21 (feels like 12 )   

It’s dusk and my backyard has an ethereal glow. It’s been snowing off and on since yesterday and the all of the color seems to have been wrung out of the landscape. My eyes register the snow as lavender and everything else, the bare trees, the concrete and wood steps, even the evergreens, seem brown and black. The only bright colors are the artificial ones that we painted, the yellow and red posts we re-purposed for hanging baskets and a bird feeder in the warmer months. It’s stark but yet this space feels powerful in its dormancy. It is really cold out here. The cold is mighty. Not to be trifled with. I’m bundled up but I don’t want to stop moving. I want to say, “OK! I get it! It’s February in Pittsburgh and I should be inside.” But I’m going to stay out here a little while longer. 
Attempt to capture lavender snow 

I’m probably scaring any wildlife that may have wandered into my yard had I been sitting still, but I haven’t seen any of the usual suspects recently anyway. The gray squirrels and mourning doves are elsewhere. We do have a groundhog that pops up in our yard in the spring and summer to cause a little mischief. One particularly annoying habit she (I’m guessing at the gender here) has is to take one bite of a tomato and then throw it away as if to say, “Nananana!” We looked into having her transplanted to a more rural environment, but apparently groundhogs are very territorial and she would probably not survive long. And, anyway, we don’t really mind sharing the yard and veggies with her.

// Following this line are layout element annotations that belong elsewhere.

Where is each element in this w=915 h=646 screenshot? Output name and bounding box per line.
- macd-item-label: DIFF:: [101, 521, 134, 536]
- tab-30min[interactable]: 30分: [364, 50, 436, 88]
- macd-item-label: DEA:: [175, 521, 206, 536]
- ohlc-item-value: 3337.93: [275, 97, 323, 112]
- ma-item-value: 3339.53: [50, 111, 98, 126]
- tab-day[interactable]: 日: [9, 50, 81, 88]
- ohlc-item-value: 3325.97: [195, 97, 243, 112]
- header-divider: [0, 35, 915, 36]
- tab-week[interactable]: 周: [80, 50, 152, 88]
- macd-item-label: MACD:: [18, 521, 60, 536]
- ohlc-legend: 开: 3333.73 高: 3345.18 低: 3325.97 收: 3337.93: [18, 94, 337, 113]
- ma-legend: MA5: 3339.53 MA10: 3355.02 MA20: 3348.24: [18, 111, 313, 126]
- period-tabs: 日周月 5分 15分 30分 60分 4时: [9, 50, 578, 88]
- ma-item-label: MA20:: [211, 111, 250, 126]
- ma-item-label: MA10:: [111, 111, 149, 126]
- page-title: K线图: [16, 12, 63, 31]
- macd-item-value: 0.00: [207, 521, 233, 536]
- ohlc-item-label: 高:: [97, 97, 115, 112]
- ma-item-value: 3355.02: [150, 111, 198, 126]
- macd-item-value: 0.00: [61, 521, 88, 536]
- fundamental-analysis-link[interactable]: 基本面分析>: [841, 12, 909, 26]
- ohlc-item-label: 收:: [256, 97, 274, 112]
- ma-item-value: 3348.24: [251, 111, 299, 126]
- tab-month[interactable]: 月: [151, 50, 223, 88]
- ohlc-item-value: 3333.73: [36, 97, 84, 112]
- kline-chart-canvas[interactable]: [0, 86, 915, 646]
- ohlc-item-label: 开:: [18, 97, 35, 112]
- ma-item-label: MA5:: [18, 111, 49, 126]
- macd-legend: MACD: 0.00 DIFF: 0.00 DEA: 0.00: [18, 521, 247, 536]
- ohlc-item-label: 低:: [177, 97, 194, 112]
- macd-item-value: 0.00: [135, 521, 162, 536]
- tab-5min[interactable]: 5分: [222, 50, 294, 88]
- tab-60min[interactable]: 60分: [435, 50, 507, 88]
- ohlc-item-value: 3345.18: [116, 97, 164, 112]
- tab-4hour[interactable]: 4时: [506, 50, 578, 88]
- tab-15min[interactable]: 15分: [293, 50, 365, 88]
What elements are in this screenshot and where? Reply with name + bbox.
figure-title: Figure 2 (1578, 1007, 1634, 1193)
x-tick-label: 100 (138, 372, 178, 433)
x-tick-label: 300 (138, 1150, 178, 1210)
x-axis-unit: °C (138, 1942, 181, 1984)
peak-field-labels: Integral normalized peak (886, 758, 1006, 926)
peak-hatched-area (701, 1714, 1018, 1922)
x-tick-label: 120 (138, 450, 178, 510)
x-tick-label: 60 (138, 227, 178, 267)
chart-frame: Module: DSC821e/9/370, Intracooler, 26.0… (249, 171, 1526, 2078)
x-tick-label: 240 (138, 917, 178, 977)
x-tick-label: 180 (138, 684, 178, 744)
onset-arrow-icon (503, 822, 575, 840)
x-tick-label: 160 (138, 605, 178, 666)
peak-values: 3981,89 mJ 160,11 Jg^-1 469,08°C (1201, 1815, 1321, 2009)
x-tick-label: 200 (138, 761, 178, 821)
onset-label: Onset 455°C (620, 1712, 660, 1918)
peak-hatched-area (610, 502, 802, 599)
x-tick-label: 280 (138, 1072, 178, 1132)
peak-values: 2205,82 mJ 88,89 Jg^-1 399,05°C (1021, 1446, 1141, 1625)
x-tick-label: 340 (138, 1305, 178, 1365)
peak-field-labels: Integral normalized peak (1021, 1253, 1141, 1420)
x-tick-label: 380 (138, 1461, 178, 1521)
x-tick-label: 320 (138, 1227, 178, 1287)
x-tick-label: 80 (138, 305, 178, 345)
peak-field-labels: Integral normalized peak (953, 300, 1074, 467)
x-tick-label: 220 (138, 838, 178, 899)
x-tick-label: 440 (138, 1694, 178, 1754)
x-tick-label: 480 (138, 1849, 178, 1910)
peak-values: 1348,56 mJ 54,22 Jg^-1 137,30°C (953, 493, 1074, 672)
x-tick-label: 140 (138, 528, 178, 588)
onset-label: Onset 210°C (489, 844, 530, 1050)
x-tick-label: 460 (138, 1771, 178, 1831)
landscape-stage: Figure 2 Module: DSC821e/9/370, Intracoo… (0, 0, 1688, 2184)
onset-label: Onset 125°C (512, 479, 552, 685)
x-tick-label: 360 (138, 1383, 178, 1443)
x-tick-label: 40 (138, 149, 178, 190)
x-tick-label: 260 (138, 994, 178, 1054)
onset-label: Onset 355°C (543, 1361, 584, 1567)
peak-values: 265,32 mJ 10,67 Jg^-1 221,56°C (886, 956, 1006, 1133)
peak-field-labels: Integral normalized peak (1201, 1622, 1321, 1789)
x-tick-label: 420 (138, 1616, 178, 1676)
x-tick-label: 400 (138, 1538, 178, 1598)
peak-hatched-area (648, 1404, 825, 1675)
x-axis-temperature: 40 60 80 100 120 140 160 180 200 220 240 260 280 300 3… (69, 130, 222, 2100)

After all, she was here before we moved into the house.  But, right now she shouldn’t be stirring. 

It's now dark and I'm heading back inside. I feel better for visiting my backyard, even if it's bitter cold. Maybe some of the other-worldliness will stay with me indoors. 

A Bit about Groundhogs:
Groundhogs begin their hibernation in late September or early October and don’t emerge again until March or April, depending on how cold the region is. Which makes me wonder why Groundhog’s Day is February 2nd?  Poor Punxsutawney Phil always looks like he would be terrified and would put up a good fight if he weren’t drugged, but maybe he’s just really, really sleepy. I doubt it, though. According to www.groundhog.org,  the official site of the Pennsylvania Groundhog Club, "The groundhog tradition stems from similar beliefs associated with Candlemas Day and the days of early Christians in Europe, and for centuries the custom was to have the clergy bless candles and distribute them to the people. Even then, it marked a milestone in the winter and the weather that day was important.”